La Chambre sociale de la Cour de cassation, dans son arrêt du 4 novembre 2020 censure le raisonnement des juges du fond. Elle relève que les motifs retenus par la Cour d’appel ne suffisent pas à qualifier une faute de l’employeur et rappelle que l’erreur éventuellement commise dans l’appréciation du risque inhérent à tout choix de gestion, ne peut caractériser à elle seule une faute de gestion. Ce n’est que lorsque l’employeur commet une faute causant une menace sur la compétitivité, nécessitant dès lors une réorganisation, que cette faute est susceptible de priver le caractère réel et sérieux des licenciements engendrés par cette réorganisation.
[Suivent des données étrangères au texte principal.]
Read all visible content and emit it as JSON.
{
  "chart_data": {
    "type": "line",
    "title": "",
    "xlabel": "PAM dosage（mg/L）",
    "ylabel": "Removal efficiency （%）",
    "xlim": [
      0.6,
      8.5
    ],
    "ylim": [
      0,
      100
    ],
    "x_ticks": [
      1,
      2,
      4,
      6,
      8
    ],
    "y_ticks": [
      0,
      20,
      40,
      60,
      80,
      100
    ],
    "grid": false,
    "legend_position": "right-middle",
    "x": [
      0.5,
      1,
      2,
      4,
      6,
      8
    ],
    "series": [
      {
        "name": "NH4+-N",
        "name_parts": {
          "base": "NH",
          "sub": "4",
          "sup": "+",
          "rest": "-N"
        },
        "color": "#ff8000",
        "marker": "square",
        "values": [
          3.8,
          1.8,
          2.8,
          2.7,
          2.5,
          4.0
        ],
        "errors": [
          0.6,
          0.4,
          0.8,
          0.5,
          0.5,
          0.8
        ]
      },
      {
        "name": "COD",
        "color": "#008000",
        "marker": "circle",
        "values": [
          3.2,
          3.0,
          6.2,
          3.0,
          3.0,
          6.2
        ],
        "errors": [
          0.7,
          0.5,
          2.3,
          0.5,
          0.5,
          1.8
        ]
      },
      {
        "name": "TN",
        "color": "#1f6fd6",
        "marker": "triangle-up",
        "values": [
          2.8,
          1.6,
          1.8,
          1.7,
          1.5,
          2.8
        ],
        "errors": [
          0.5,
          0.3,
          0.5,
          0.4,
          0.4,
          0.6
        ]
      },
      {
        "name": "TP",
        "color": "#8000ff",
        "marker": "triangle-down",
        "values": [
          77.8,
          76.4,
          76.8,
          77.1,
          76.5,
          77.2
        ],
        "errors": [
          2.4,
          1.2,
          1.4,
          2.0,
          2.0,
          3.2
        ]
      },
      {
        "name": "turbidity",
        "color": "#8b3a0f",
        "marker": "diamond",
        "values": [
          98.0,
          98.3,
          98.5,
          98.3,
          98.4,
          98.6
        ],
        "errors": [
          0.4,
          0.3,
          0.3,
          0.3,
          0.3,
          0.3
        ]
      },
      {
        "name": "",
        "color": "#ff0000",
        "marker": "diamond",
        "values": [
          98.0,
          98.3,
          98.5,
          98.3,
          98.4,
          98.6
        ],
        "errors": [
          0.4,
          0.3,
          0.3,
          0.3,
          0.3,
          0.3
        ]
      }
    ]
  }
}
Ainsi, la Chambre sociale s’assure, par cet arrêt, que le contrôle des juges porte sur la notion et la commission d’une faute ; pas sur les choix de gestion qui ont été effectués par l’employeur.

 

(Cour de cassation, civile, Chambre sociale, 4 novembre 2020, 18-23.029 18-23.030 18-23.031 18-23.032 18-23.033, Publié au bulletin)

La renonciation tardive, par l’employeur, au bénéfice de la clause de non-concurrence

Pas de clause de non-concurrence sans contrepartie financière. Ainsi, selon les circonstances, l’employeur peut être tenté de renoncer au bénéfice de la clause de non-concurrence et libérer le salarié de toute obligation à cet égard.

 

Quid de la renonciation tardive, par l’employeur, au bénéfice de la clause de non-concurrence.

 

Rappelons que la faculté de renonciation doit être prévue au contrat. Aussi, une renonciation orale n’est pas opposable. En effet, la renonciation par l’employeur à l’obligation de non-concurrence ne se présume pas et ne peut résulter que d’actes manifestant sans équivoque la volonté de renoncer (Cour de cassation, Chambre sociale, 6 février 2019, 17-27.188).

 

Conseil : mieux vaut informer le salarié de la renonciation par courrier recommandé avec accusé de réception afin de se réserver la preuve.

 

En ce qui concerne la question du délai de la renonciation, la jurisprudence considère que « si la dispense tardive de l’obligation de non-concurrence ne décharge pas l’employeur de son obligation d’en verser au salarié la contrepartie pécuniaire, celle-ci ne lui est due que pour la période pendant laquelle il a respecté ladite clause ; » (Cour de Cassation, Chambre sociale, du 13 septembre 2005, 02-46.795, Publié au bulletin).

 

Conseil : mieux vaut tard que jamais. L’employeur négligeant a tout intérêt à informer dans les formes le salarié de sa renonciation, même si cette information est tardive. Ainsi, l’indemnité ne serait dû qu’au prorata du temps de la violation de la clause par l’employeur.